Clickbait – so nennen wir im Allgemeinen diese unsäglichen Texte, die zumindest faktisch unter Vorspiegelung falscher oder irreführender Tatsachen den User bewegen wollen, unbedingt den Artikel anzuklicken: „So halbierst du deine Steuerlast. Bei Punkt 7 musste ich weinen“. „Du wirst nie glauben, wie Britney Spears heute aussieht“. „Endlich auf Video: Angela Merkel erhält Briefing von Satan zur Durchseuchung der deutschen Bevölkerung mit mRNA-Impfstoffen“.
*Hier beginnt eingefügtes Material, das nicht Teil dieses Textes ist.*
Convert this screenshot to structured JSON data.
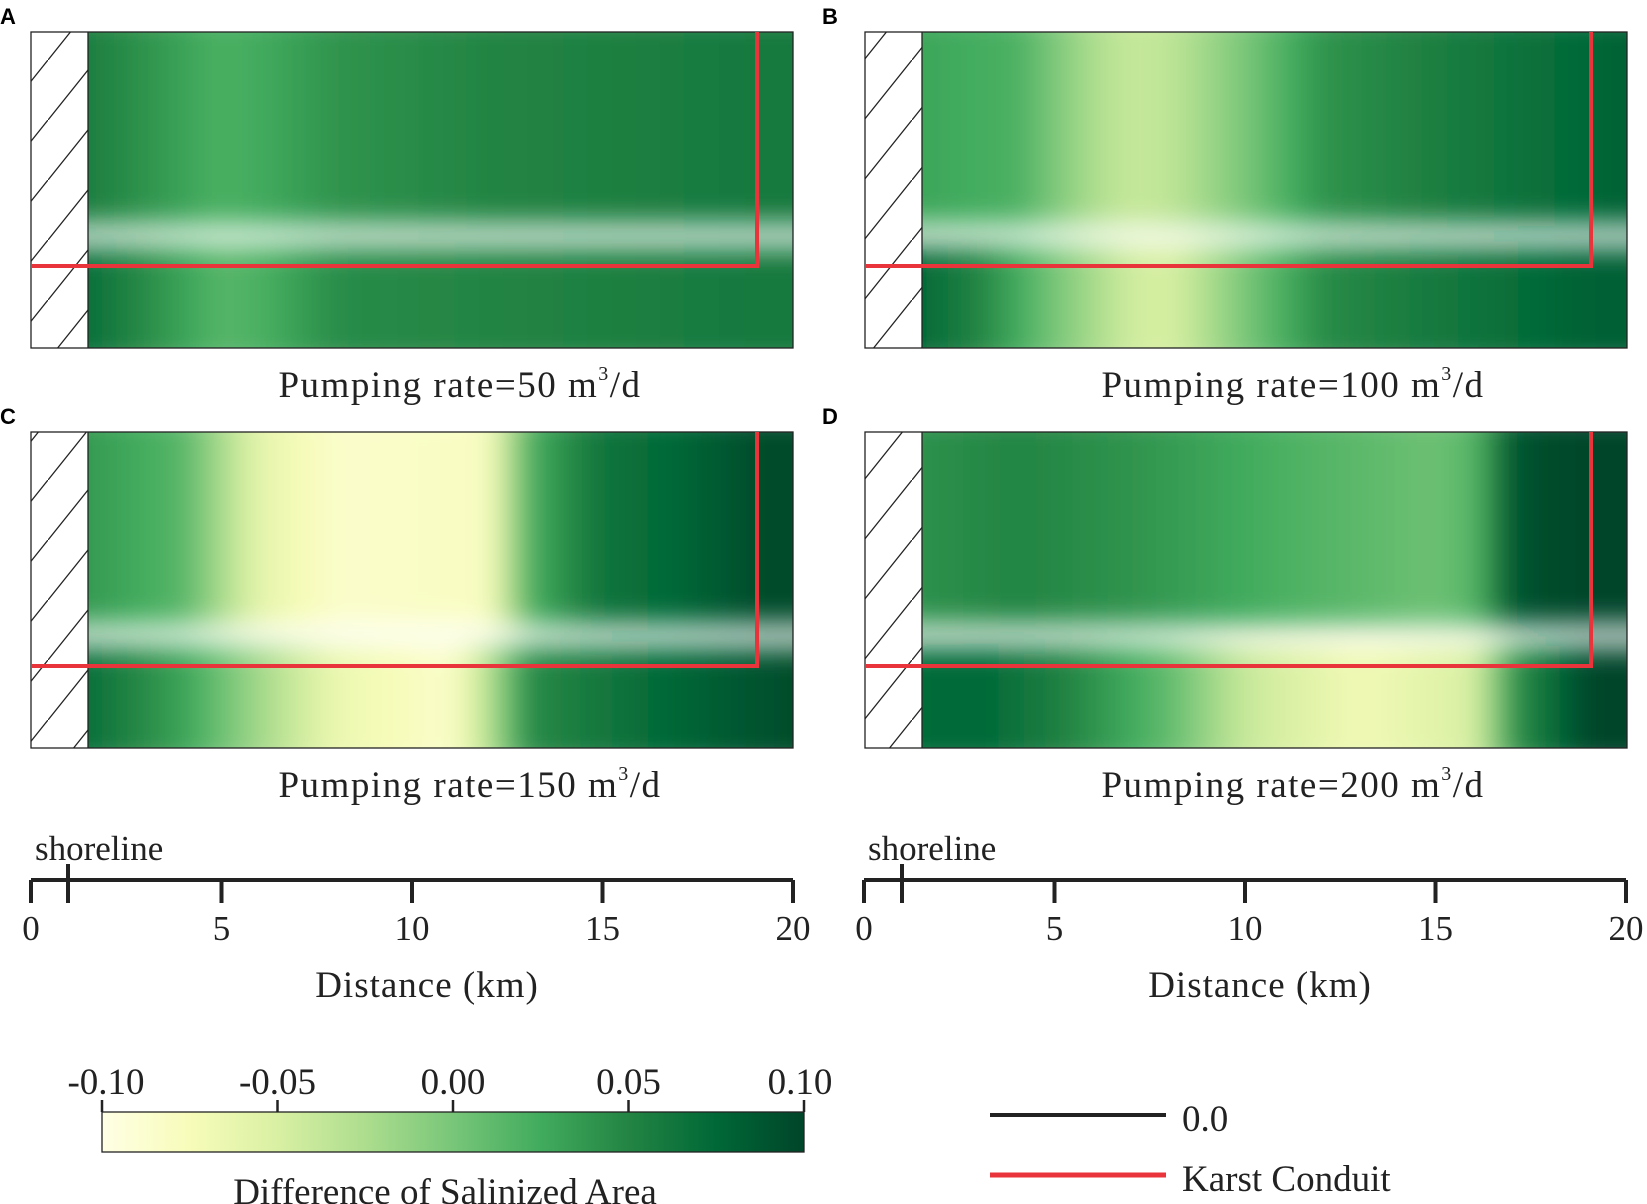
{
  "chart_data": {
    "type": "heatmap",
    "panels": [
      {
        "letter": "A",
        "caption_prefix": "Pumping rate=",
        "rate": "50",
        "unit_base": "m",
        "unit_sup": "3",
        "unit_tail": "/d",
        "upper_row": [
          [
            1,
            0.06
          ],
          [
            4,
            0.03
          ],
          [
            5,
            0.02
          ],
          [
            6,
            0.025
          ],
          [
            8,
            0.04
          ],
          [
            12,
            0.05
          ],
          [
            16,
            0.055
          ],
          [
            19,
            0.06
          ],
          [
            20,
            0.06
          ]
        ],
        "lower_row": [
          [
            1,
            0.075
          ],
          [
            4,
            0.03
          ],
          [
            5,
            0.015
          ],
          [
            6,
            0.02
          ],
          [
            8,
            0.045
          ],
          [
            12,
            0.05
          ],
          [
            16,
            0.055
          ],
          [
            19,
            0.06
          ],
          [
            20,
            0.06
          ]
        ]
      },
      {
        "letter": "B",
        "caption_prefix": "Pumping rate=",
        "rate": "100",
        "unit_base": "m",
        "unit_sup": "3",
        "unit_tail": "/d",
        "upper_row": [
          [
            1,
            0.03
          ],
          [
            4,
            0.02
          ],
          [
            6,
            -0.025
          ],
          [
            7,
            -0.04
          ],
          [
            8,
            -0.035
          ],
          [
            10,
            0.0
          ],
          [
            12,
            0.04
          ],
          [
            16,
            0.06
          ],
          [
            19,
            0.075
          ],
          [
            20,
            0.08
          ]
        ],
        "lower_row": [
          [
            1,
            0.08
          ],
          [
            3,
            0.05
          ],
          [
            5,
            0.0
          ],
          [
            7,
            -0.045
          ],
          [
            8,
            -0.05
          ],
          [
            10,
            0.0
          ],
          [
            12,
            0.045
          ],
          [
            16,
            0.065
          ],
          [
            19,
            0.08
          ],
          [
            20,
            0.08
          ]
        ]
      },
      {
        "letter": "C",
        "caption_prefix": "Pumping rate=",
        "rate": "150",
        "unit_base": "m",
        "unit_sup": "3",
        "unit_tail": "/d",
        "upper_row": [
          [
            1,
            0.04
          ],
          [
            4,
            0.015
          ],
          [
            6,
            -0.06
          ],
          [
            8,
            -0.085
          ],
          [
            12,
            -0.08
          ],
          [
            13,
            0.02
          ],
          [
            15,
            0.065
          ],
          [
            17,
            0.075
          ],
          [
            19,
            0.095
          ],
          [
            20,
            0.095
          ]
        ],
        "lower_row": [
          [
            1,
            0.075
          ],
          [
            4,
            0.03
          ],
          [
            6,
            -0.02
          ],
          [
            8,
            -0.065
          ],
          [
            11,
            -0.085
          ],
          [
            12,
            -0.03
          ],
          [
            13,
            0.045
          ],
          [
            16,
            0.07
          ],
          [
            19,
            0.09
          ],
          [
            20,
            0.095
          ]
        ]
      },
      {
        "letter": "D",
        "caption_prefix": "Pumping rate=",
        "rate": "200",
        "unit_base": "m",
        "unit_sup": "3",
        "unit_tail": "/d",
        "upper_row": [
          [
            1,
            0.04
          ],
          [
            4,
            0.05
          ],
          [
            7,
            0.04
          ],
          [
            11,
            0.02
          ],
          [
            15,
            0.005
          ],
          [
            16,
            0.015
          ],
          [
            17,
            0.09
          ],
          [
            19,
            0.1
          ],
          [
            20,
            0.1
          ]
        ],
        "lower_row": [
          [
            1,
            0.07
          ],
          [
            3,
            0.075
          ],
          [
            5,
            0.055
          ],
          [
            8,
            0.01
          ],
          [
            10,
            -0.04
          ],
          [
            13,
            -0.07
          ],
          [
            16,
            -0.05
          ],
          [
            17,
            0.04
          ],
          [
            19,
            0.1
          ],
          [
            20,
            0.1
          ]
        ]
      }
    ],
    "shoreline_km": 1,
    "conduit_horizontal_km": [
      0,
      19
    ],
    "xaxis": {
      "label": "Distance (km)",
      "shoreline_label": "shoreline",
      "xlim": [
        0,
        20
      ],
      "ticks": [
        0,
        5,
        10,
        15,
        20
      ],
      "tick_labels": [
        "0",
        "5",
        "10",
        "15",
        "20"
      ]
    },
    "colorbar": {
      "label": "Difference of Salinized Area",
      "vmin": -0.1,
      "vmax": 0.1,
      "ticks": [
        -0.1,
        -0.05,
        0.0,
        0.05,
        0.1
      ],
      "tick_labels": [
        "-0.10",
        "-0.05",
        "0.00",
        "0.05",
        "0.10"
      ],
      "colors": [
        "#ffffe5",
        "#f7fcb9",
        "#d9f0a3",
        "#addd8e",
        "#78c679",
        "#41ab5d",
        "#238443",
        "#006837",
        "#004529"
      ]
    },
    "legend": [
      {
        "label": "0.0",
        "color": "#222222"
      },
      {
        "label": "Karst Conduit",
        "color": "#e8343a"
      }
    ]
  }
}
Dass es noch schlimmer kommen kann als mit dieser verlogenen Buzzfeedisierung des Nachrichtenmarktes, mit reißerischen Titeln und wenig wahrhaften Teaser-Texten zeigt eine neue australisch-amerikanische Thriller-Serie, die Ende August ihren Weg zu Netflix gefunden hat und schon im Titel deutlich macht, mit welchem Phänomen sie sich beschäftigen will: „Clickbait“.
Gleichzeitig will dieses Format auch auf seiner inhaltlichen Ebene deutlich machen, dass es durchaus bereit ist, das Clickbait-ähnliche Strickmuster des „Höher, schneller, weiter“ genauso in seinem Handlungskonstrukt mit Leben zu füllen. Denn die Krankenschwester Pia (Zoe Kazan) geht eigentlich gerade nur ihrer Arbeit nach und legt einem lange bekannten Patienten eine Infusion, als der ihr auf seinem Tablet eine merkwürdige Seite zeigt: Dort ist Pias Bruder zu sehen und sofort als Geisel zu erkennen. Er muss ein Schild hochhalten, auf dem mit Filzstift geschrieben steht: Wenn dieser Stream fünf Millionen Views erreicht, wird er umgebracht.
In den nächsten Stunden steigen die Zuschauerzahlen natürlich, und steigen und steigen. Durch neue Schilder, die die Geisel hochhalten muss, wird auch langsam klar, wie dieser Mann in diese Situation geraten ist: Er soll Frauen misshandelt haben und dafür nun seiner gerechten Strafe zugeführt werden: der Hinrichtung, wenn sich nur genügend Zuschauer finden, die dem Spektakel beiwohnen wollen – und das dürfte schließlich die leichteste Übung des Internets sein.
Damit geht «Clickbait» einen ziemlich gewagten Weg: Einerseits hält uns diese Serie als Gesellschaft den Spiegel vor, indem sie uns zeigt, was hinter der nächsten Ecke lauern könnte: Denn wenn wir all den Promi-Exzessen und Leserreporter-Dauerbeschallungen live und in Farbe nur zu gerne beiwohnen und uns vor einigen Jahren teilweise auch angesehen haben, wie der Islamische Staat im Wege eines Informationskriegs brutalste Bilder produziert und dafür seinen Gefangenen vor laufender Kamera die Köpfe abgeschlagen hat, könnte eine Live-Hinrichtung, an der die Zuschauer durch ihre bloße Anwesenheit als Streamer noch dazu direkt beitragen, nicht mehr allzu weit entfernt sein.
Gleichzeitig aber bedient «Clickbait» schonungslos und ziemlich billig jedes Merkmal, das es hier eigentlich kritisiert – wo man sich dann fragen muss, wie mutig und tiefsinnig diese Serie dann wirklich ist, wenn sie im Grunde genommen genau von den Schockmomenten lebt, die sie eigentlich vorführt und ablehnt.
Die Serie «Clickbait» ist bei Netflix zu sehen.